Posted on December 10, 2010 - March 29, 2012 by peter

During my latest clean up I found a couple of DVD’s from which I would like to have just the audio as an MP3. Here we go…

First of all I needed to know the structure of the audio tracks on that DVD. Digging through the Ubuntu repository brought lsdvd to my attention. A quick install:

aptitude install lsdvd

A quick check of the manpage and lsdvd revealed everything I wanted to know about this DVD:

peter@asterix:~$ lsdvd -a
libdvdread: Using libdvdcss version 1.2.10 for DVD access
Disc Title: NEO_DVD
Title: 01, Length: 00:11:50.050 Chapters: 01, Cells: 01, Audio streams: 03, Subpictures: 01
Audio: 1, Language: xx - Unknown, Format: lpcm , Frequency: 48000, Quantization: 16bit, Channels: 2, AP: 2, Content: Undefined, Stream id: 0xa0
Audio: 2, Language: xx - Unknown, Format: ac3, Frequency: 48000, Quantization: drc, Channels: 2, AP: 2, Content: Undefined, Stream id: 0x81
Audio: 3, Language: xx - Unknown, Format: mpeg1, Frequency: 48000, Quantization: 16bit, Channels: 2, AP: 2, Content: Undefined, Stream id: 0xc2

Title: 02, Length: 00:07:37.000 Chapters: 01, Cells: 01, Audio streams: 03, Subpictures: 01
Audio: 1, Language: xx - Unknown, Format: lpcm , Frequency: 48000, Quantization: 16bit, Channels: 2, AP: 2, Content: Undefined, Stream id: 0xa0
Audio: 2, Language: xx - Unknown, Format: ac3, Frequency: 48000, Quantization: drc, Channels: 2, AP: 2, Content: Undefined, Stream id: 0x81
Audio: 3, Language: xx - Unknown, Format: mpeg1, Frequency: 48000, Quantization: 16bit, Channels: 2, AP: 2, Content: Undefined, Stream id: 0xc2

Longest track: 01

And now lets copy the audio with transcode.

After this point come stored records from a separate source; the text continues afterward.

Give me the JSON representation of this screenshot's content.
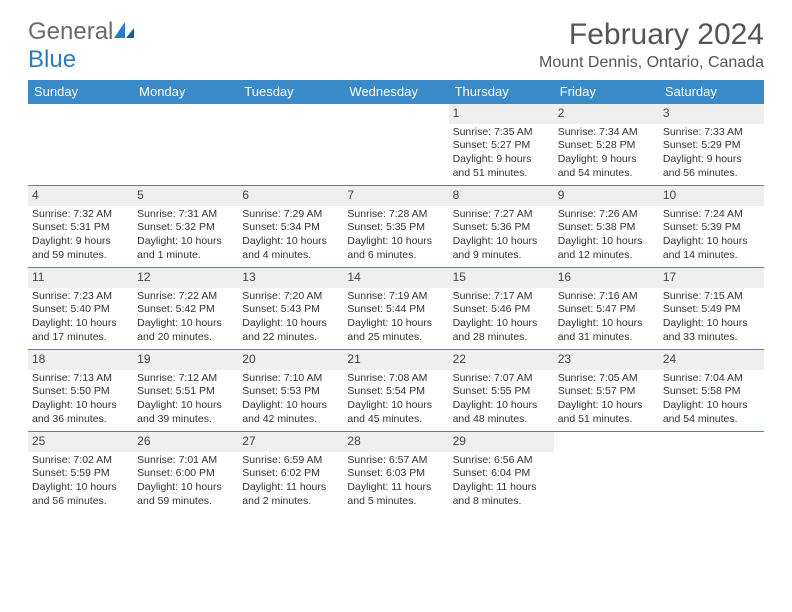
{
  "logo": {
    "word1": "General",
    "word2": "Blue"
  },
  "title": "February 2024",
  "location": "Mount Dennis, Ontario, Canada",
  "dayHeaders": [
    "Sunday",
    "Monday",
    "Tuesday",
    "Wednesday",
    "Thursday",
    "Friday",
    "Saturday"
  ],
  "colors": {
    "headerBg": "#3a8ac8",
    "headerText": "#ffffff",
    "dayNumBg": "#efefef",
    "border": "#3a8ac8",
    "titleText": "#555555",
    "bodyText": "#333333",
    "logoGray": "#6b6b6b",
    "logoBlue": "#2f7bbf"
  },
  "weeks": [
    [
      null,
      null,
      null,
      null,
      {
        "n": "1",
        "sunrise": "Sunrise: 7:35 AM",
        "sunset": "Sunset: 5:27 PM",
        "daylight": "Daylight: 9 hours and 51 minutes."
      },
      {
        "n": "2",
        "sunrise": "Sunrise: 7:34 AM",
        "sunset": "Sunset: 5:28 PM",
        "daylight": "Daylight: 9 hours and 54 minutes."
      },
      {
        "n": "3",
        "sunrise": "Sunrise: 7:33 AM",
        "sunset": "Sunset: 5:29 PM",
        "daylight": "Daylight: 9 hours and 56 minutes."
      }
    ],
    [
      {
        "n": "4",
        "sunrise": "Sunrise: 7:32 AM",
        "sunset": "Sunset: 5:31 PM",
        "daylight": "Daylight: 9 hours and 59 minutes."
      },
      {
        "n": "5",
        "sunrise": "Sunrise: 7:31 AM",
        "sunset": "Sunset: 5:32 PM",
        "daylight": "Daylight: 10 hours and 1 minute."
      },
      {
        "n": "6",
        "sunrise": "Sunrise: 7:29 AM",
        "sunset": "Sunset: 5:34 PM",
        "daylight": "Daylight: 10 hours and 4 minutes."
      },
      {
        "n": "7",
        "sunrise": "Sunrise: 7:28 AM",
        "sunset": "Sunset: 5:35 PM",
        "daylight": "Daylight: 10 hours and 6 minutes."
      },
      {
        "n": "8",
        "sunrise": "Sunrise: 7:27 AM",
        "sunset": "Sunset: 5:36 PM",
        "daylight": "Daylight: 10 hours and 9 minutes."
      },
      {
        "n": "9",
        "sunrise": "Sunrise: 7:26 AM",
        "sunset": "Sunset: 5:38 PM",
        "daylight": "Daylight: 10 hours and 12 minutes."
      },
      {
        "n": "10",
        "sunrise": "Sunrise: 7:24 AM",
        "sunset": "Sunset: 5:39 PM",
        "daylight": "Daylight: 10 hours and 14 minutes."
      }
    ],
    [
      {
        "n": "11",
        "sunrise": "Sunrise: 7:23 AM",
        "sunset": "Sunset: 5:40 PM",
        "daylight": "Daylight: 10 hours and 17 minutes."
      },
      {
        "n": "12",
        "sunrise": "Sunrise: 7:22 AM",
        "sunset": "Sunset: 5:42 PM",
        "daylight": "Daylight: 10 hours and 20 minutes."
      },
      {
        "n": "13",
        "sunrise": "Sunrise: 7:20 AM",
        "sunset": "Sunset: 5:43 PM",
        "daylight": "Daylight: 10 hours and 22 minutes."
      },
      {
        "n": "14",
        "sunrise": "Sunrise: 7:19 AM",
        "sunset": "Sunset: 5:44 PM",
        "daylight": "Daylight: 10 hours and 25 minutes."
      },
      {
        "n": "15",
        "sunrise": "Sunrise: 7:17 AM",
        "sunset": "Sunset: 5:46 PM",
        "daylight": "Daylight: 10 hours and 28 minutes."
      },
      {
        "n": "16",
        "sunrise": "Sunrise: 7:16 AM",
        "sunset": "Sunset: 5:47 PM",
        "daylight": "Daylight: 10 hours and 31 minutes."
      },
      {
        "n": "17",
        "sunrise": "Sunrise: 7:15 AM",
        "sunset": "Sunset: 5:49 PM",
        "daylight": "Daylight: 10 hours and 33 minutes."
      }
    ],
    [
      {
        "n": "18",
        "sunrise": "Sunrise: 7:13 AM",
        "sunset": "Sunset: 5:50 PM",
        "daylight": "Daylight: 10 hours and 36 minutes."
      },
      {
        "n": "19",
        "sunrise": "Sunrise: 7:12 AM",
        "sunset": "Sunset: 5:51 PM",
        "daylight": "Daylight: 10 hours and 39 minutes."
      },
      {
        "n": "20",
        "sunrise": "Sunrise: 7:10 AM",
        "sunset": "Sunset: 5:53 PM",
        "daylight": "Daylight: 10 hours and 42 minutes."
      },
      {
        "n": "21",
        "sunrise": "Sunrise: 7:08 AM",
        "sunset": "Sunset: 5:54 PM",
        "daylight": "Daylight: 10 hours and 45 minutes."
      },
      {
        "n": "22",
        "sunrise": "Sunrise: 7:07 AM",
        "sunset": "Sunset: 5:55 PM",
        "daylight": "Daylight: 10 hours and 48 minutes."
      },
      {
        "n": "23",
        "sunrise": "Sunrise: 7:05 AM",
        "sunset": "Sunset: 5:57 PM",
        "daylight": "Daylight: 10 hours and 51 minutes."
      },
      {
        "n": "24",
        "sunrise": "Sunrise: 7:04 AM",
        "sunset": "Sunset: 5:58 PM",
        "daylight": "Daylight: 10 hours and 54 minutes."
      }
    ],
    [
      {
        "n": "25",
        "sunrise": "Sunrise: 7:02 AM",
        "sunset": "Sunset: 5:59 PM",
        "daylight": "Daylight: 10 hours and 56 minutes."
      },
      {
        "n": "26",
        "sunrise": "Sunrise: 7:01 AM",
        "sunset": "Sunset: 6:00 PM",
        "daylight": "Daylight: 10 hours and 59 minutes."
      },
      {
        "n": "27",
        "sunrise": "Sunrise: 6:59 AM",
        "sunset": "Sunset: 6:02 PM",
        "daylight": "Daylight: 11 hours and 2 minutes."
      },
      {
        "n": "28",
        "sunrise": "Sunrise: 6:57 AM",
        "sunset": "Sunset: 6:03 PM",
        "daylight": "Daylight: 11 hours and 5 minutes."
      },
      {
        "n": "29",
        "sunrise": "Sunrise: 6:56 AM",
        "sunset": "Sunset: 6:04 PM",
        "daylight": "Daylight: 11 hours and 8 minutes."
      },
      null,
      null
    ]
  ]
}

Okay,… another install item:

aptitude install transcode

I am using my DVD burner so the device in Ubuntu is /dev/dvdrw and as a first test I want to get the whole audio in one file.

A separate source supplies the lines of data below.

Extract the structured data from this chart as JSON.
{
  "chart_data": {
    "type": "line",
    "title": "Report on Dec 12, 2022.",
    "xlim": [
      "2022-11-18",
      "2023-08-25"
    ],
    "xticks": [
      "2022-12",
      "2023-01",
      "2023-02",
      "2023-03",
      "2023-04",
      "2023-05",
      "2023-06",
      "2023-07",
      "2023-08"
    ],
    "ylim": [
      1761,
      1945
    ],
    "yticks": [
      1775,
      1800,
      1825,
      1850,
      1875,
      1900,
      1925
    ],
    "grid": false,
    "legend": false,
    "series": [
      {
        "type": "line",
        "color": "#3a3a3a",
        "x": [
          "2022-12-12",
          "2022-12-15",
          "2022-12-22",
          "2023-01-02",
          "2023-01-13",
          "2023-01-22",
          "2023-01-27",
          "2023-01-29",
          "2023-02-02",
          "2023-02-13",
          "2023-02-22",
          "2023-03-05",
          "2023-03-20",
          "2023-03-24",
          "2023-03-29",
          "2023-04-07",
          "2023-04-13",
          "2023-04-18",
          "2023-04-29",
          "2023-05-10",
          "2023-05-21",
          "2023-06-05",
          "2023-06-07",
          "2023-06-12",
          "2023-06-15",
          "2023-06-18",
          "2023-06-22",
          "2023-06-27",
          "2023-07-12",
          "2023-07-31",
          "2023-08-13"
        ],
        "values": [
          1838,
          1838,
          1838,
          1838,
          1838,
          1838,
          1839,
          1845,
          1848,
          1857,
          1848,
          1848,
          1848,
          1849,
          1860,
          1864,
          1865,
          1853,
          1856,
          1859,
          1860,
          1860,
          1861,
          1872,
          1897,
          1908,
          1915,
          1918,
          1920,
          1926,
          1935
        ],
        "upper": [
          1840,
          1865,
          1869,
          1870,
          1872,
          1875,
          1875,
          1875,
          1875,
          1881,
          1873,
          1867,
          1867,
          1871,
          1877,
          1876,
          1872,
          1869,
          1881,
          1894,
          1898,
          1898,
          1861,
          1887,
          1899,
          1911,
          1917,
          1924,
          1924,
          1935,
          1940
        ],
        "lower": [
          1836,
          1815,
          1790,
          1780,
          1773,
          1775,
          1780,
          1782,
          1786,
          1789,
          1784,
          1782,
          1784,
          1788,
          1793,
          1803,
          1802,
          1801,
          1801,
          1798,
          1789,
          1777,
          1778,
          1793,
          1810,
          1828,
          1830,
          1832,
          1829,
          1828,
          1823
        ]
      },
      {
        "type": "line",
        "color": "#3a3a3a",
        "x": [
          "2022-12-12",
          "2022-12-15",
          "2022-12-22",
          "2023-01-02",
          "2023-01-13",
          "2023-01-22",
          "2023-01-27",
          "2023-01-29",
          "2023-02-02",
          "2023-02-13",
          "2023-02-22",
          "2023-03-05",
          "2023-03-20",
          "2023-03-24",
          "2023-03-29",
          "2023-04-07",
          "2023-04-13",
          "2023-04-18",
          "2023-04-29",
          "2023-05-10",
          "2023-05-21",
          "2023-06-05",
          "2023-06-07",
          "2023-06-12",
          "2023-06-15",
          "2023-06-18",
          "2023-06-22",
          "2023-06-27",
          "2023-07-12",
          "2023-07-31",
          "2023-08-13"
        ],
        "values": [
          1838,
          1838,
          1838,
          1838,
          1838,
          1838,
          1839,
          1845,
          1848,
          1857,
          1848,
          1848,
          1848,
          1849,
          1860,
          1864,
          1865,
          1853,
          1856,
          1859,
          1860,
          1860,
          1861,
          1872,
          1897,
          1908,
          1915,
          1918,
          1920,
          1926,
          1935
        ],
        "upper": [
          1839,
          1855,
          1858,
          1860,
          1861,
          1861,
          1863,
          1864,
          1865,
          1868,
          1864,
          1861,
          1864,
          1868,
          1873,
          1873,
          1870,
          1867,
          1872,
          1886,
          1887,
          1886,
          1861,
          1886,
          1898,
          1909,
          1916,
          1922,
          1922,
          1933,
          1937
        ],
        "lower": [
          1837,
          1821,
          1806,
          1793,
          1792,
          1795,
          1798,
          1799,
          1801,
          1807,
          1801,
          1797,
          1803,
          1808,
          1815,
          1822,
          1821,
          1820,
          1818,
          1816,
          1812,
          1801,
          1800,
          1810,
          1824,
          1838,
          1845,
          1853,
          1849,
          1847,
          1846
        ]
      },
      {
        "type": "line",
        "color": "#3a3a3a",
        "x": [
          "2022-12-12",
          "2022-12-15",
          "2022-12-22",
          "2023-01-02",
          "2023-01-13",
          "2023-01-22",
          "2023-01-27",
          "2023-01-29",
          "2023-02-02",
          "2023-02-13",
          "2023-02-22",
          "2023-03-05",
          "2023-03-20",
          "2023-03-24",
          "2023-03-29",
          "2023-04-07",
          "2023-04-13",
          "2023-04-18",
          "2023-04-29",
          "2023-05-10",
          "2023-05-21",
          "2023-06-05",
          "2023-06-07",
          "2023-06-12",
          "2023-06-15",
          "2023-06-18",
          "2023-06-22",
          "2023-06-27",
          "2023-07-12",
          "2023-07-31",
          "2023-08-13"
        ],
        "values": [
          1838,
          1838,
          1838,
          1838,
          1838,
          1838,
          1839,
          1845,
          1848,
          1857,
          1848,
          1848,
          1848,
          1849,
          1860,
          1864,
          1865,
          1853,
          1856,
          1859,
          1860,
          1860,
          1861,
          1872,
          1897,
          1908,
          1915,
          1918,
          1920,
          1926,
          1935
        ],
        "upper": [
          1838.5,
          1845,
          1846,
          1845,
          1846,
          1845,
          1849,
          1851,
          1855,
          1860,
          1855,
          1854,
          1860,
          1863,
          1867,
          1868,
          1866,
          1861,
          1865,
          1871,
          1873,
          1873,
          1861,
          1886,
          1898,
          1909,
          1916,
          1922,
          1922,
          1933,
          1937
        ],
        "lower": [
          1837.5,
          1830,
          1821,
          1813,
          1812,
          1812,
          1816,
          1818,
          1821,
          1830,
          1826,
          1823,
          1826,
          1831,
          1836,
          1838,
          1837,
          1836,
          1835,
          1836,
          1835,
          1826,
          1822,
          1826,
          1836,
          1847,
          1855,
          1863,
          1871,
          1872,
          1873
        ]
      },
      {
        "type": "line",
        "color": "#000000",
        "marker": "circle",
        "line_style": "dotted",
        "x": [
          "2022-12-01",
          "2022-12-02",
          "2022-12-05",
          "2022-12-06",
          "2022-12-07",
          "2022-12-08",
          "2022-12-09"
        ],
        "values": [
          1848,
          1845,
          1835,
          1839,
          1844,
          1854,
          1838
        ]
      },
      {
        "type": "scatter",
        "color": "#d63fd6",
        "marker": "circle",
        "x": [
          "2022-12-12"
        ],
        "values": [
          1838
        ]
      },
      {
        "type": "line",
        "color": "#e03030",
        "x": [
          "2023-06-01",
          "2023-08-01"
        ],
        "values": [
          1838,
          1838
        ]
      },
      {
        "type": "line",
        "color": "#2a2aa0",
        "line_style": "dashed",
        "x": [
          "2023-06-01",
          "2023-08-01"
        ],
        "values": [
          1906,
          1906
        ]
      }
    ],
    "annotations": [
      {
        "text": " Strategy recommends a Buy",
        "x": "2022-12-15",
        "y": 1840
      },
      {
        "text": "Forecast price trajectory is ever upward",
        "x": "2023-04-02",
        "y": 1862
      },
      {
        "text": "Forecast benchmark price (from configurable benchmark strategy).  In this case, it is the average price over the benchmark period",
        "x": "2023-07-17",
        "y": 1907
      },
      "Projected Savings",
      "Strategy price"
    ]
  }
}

transcode -i /dev/dvdrw -x dvd,dvd -T 1,-1,1 -y null,tcaud -m all_tracks.mp3

Works like a charm, so lets get all the tracks as separate files. A nice for-loop is a good helper here:

for i in `seq 1 2`; do
transcode -i /dev/dvdrw -x dvd,dvd -T 1,${i},1 -y null,tcaud -m track_${i};
done

Et voila, I have nice MP3 tracks that just need a little tagging with id3v2.

Now l am occupied with grabbing my library of DVD’s.